Jupiter Ascending: Lana Wachowski Says They’re Not Good At Making Small Movies

By Brent McKnight | Published

This article is more than 2 years old

WachowskisYou’d be forgiven for thinking that the personal mantra for the Wachowski siblings must go big or go home. We’re not talking about people who craft small, subdued little indie films here. Since Bound, the first film from Andy and Lana, they’ve delivered nothing but sprawling, highly-stylized, special effects heavy, science fiction actioners. The duo isn’t fond of telling simple stories, either. Just look at their last film, Cloud Atlas, which had multiple actors playing multiple characters across a variety of historical epochs. Regardless of how you feel about their body of work, you have to give them credit for ambition. There just aren’t a ton of filmmakers out there consistently turning out massive sci-fi epics that also want to make you think. From all indications, their next film, Jupiter Ascending, should fit right into the niche the Wachowski’s have carved out for themselves, and by that I mean big and strange.

Strange seems to be the best way to describe the Wachowski’s next film. After all, Mila Kunis plays a Russian peasant who becomes a target for the Queen of the Universe after it comes out that the two have identical DNA. Throw Channing Tatum into the mix as a sort of albino wolf man, and romantic interest, and you have the makings of a very unusual movie.

Talking to the AP outside an Australian awards banquet, Lana Wachowski said, “It’s a science-fiction space opera…It has a lot of things from a lot of genres that we love. It’s got a lot of original action, it’s got a lot of romance.”

She went on to address the sibling’s penchant for the unusual and their seeming inability to restrain the size and scope of each successive film:

We seem not to be very good at making small things. We keep saying ‘Let’s go make a small movie.’ But then they always end up being enormously complex…want to somehow always find something that is different or that no one has tried.

Again, in an age where everything is a sequel, a reboot, or some other new term for rehash, it’s nice that there are still people out there willing to take risks and do something bold and original, even if it means falling on their face in the process. While many critics praised the film, Cloud Atlas tanked at the box office.

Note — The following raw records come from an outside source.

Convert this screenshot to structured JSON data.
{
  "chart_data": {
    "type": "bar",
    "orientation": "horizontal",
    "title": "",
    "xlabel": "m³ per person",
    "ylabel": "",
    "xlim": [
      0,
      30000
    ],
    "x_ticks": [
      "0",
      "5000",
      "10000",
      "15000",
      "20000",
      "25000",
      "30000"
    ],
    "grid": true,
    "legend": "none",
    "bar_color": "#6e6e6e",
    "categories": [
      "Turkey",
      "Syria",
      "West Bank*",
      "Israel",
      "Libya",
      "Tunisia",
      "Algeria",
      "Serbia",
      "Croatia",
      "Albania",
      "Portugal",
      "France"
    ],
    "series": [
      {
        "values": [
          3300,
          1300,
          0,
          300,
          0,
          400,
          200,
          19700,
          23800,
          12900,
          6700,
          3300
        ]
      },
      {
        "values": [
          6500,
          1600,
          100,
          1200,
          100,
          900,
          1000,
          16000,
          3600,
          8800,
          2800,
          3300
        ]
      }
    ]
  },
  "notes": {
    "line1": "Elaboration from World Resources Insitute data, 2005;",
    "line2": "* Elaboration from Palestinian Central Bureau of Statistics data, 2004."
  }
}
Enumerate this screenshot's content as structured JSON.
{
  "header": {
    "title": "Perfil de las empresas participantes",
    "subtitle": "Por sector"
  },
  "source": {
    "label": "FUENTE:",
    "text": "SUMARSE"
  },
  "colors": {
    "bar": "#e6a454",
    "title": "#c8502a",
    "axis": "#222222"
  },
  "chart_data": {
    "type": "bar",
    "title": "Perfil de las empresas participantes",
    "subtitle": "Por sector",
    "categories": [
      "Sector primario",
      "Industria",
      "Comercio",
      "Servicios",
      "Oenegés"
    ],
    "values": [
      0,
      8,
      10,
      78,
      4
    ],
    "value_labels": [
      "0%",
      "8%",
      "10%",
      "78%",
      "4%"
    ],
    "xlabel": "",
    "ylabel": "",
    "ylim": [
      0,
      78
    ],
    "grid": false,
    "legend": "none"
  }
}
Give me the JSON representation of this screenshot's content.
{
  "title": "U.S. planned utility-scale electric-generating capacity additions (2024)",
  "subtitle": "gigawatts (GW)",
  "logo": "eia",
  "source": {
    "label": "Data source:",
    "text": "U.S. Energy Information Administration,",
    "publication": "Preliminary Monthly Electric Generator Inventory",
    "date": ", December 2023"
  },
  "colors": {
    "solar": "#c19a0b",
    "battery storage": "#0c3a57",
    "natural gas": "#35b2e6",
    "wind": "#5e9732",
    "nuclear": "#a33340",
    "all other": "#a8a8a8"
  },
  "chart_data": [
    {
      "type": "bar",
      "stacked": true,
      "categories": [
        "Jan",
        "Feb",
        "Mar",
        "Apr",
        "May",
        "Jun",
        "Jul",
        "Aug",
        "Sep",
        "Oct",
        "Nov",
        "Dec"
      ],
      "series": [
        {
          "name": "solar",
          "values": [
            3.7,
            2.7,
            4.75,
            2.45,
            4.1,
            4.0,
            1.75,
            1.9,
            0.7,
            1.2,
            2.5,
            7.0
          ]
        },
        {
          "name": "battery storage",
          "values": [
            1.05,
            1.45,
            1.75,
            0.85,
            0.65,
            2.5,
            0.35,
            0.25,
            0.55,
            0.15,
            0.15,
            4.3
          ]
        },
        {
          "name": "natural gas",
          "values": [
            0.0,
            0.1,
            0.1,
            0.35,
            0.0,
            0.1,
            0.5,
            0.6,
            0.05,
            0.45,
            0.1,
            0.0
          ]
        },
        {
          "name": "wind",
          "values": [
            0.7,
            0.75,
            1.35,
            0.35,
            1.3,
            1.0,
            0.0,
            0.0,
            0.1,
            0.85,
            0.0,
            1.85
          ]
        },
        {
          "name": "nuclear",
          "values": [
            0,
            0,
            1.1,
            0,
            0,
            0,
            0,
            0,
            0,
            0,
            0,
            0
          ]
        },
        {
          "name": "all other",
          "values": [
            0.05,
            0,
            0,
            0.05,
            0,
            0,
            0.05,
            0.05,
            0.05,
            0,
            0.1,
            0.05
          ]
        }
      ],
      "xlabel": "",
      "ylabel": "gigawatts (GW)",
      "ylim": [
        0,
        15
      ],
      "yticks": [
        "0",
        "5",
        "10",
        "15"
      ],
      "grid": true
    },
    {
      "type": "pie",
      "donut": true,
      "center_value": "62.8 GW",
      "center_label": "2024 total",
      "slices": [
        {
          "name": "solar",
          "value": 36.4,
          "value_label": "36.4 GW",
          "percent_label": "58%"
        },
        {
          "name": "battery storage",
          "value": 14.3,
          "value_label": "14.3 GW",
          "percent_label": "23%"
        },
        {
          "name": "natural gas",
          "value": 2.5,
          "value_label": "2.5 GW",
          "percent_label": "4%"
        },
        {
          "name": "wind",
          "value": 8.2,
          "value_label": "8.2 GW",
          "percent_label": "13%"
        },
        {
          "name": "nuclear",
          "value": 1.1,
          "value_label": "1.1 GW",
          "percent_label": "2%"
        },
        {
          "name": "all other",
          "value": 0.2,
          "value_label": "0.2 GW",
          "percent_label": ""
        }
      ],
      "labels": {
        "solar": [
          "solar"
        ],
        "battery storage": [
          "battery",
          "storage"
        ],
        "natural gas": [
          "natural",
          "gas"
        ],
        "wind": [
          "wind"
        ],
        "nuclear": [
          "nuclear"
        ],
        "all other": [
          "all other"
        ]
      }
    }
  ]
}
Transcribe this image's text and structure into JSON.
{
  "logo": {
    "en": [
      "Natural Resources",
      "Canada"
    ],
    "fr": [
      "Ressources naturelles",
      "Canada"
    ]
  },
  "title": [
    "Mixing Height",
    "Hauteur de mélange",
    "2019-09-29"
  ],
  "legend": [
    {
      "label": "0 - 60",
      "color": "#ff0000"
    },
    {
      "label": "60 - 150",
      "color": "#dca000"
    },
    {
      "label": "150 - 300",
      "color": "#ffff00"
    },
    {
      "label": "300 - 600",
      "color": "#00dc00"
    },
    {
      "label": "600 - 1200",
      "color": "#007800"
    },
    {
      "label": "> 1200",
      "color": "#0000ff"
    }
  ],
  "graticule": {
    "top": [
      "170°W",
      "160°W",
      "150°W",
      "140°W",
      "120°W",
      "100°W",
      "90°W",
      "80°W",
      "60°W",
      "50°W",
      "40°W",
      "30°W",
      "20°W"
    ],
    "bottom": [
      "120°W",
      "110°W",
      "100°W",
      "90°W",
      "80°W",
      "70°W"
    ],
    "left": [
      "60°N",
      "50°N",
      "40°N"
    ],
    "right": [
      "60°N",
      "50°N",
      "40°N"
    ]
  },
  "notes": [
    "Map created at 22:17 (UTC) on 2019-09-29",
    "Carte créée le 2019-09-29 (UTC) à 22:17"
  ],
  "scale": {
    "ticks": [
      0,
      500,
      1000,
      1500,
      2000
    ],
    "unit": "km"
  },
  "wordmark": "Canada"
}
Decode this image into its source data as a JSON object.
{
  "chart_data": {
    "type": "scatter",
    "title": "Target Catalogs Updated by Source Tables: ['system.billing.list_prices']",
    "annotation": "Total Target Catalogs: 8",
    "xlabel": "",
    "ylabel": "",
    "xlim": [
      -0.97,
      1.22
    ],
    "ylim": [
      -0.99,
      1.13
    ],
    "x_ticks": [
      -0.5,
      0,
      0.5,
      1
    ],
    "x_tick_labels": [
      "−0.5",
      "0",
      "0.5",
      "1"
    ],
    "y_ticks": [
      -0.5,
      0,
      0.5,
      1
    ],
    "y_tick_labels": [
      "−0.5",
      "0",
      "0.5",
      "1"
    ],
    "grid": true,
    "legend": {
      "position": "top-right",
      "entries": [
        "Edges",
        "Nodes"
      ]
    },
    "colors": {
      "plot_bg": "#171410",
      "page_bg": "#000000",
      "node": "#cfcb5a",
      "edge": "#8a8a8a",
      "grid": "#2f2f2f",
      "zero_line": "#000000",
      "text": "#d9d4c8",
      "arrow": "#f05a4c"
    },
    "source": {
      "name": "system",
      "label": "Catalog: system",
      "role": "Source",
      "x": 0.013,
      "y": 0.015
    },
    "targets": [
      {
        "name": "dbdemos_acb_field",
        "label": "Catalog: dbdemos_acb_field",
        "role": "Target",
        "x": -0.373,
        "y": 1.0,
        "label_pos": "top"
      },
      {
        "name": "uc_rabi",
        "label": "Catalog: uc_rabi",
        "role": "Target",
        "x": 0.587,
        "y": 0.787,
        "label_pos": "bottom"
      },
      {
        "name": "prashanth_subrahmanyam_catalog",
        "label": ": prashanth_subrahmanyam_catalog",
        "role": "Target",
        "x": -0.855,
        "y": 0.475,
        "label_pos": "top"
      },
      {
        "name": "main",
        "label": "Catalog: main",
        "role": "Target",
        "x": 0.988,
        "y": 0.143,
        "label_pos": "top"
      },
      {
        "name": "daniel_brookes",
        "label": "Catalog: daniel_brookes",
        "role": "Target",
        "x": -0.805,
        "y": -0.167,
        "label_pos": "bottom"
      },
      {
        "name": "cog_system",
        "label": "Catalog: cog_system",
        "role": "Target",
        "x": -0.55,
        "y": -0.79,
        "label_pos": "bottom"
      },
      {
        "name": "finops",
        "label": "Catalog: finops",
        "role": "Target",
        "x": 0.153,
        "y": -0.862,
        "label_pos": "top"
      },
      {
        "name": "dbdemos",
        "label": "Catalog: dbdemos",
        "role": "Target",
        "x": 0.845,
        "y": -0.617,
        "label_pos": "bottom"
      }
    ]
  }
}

Jupiter Ascending is currently in post-production, and according to Andy Wachoswki, they have encountered far fewer potholes and speed bumps than last time out. Considering how layered and intricate their films usually are, it’s saying something serious when Andy calls the special effects work on their latest project, “way more complicated” than normal.

And because a movie of this size and scale isn’t enough to keep them busy, the Wachoski’s are scheduled to begin pre-production on an original Netflix series called Sense8 in January. The ten episode run, which the siblings developed with J. Michael Straczynski (Babylon 5), seeks to explore the ways that technology simultaneously unites and divides us. Sense8 should hit streaming sometime late in 2014, while Jupiter Ascending is set to launch July 25 of next year.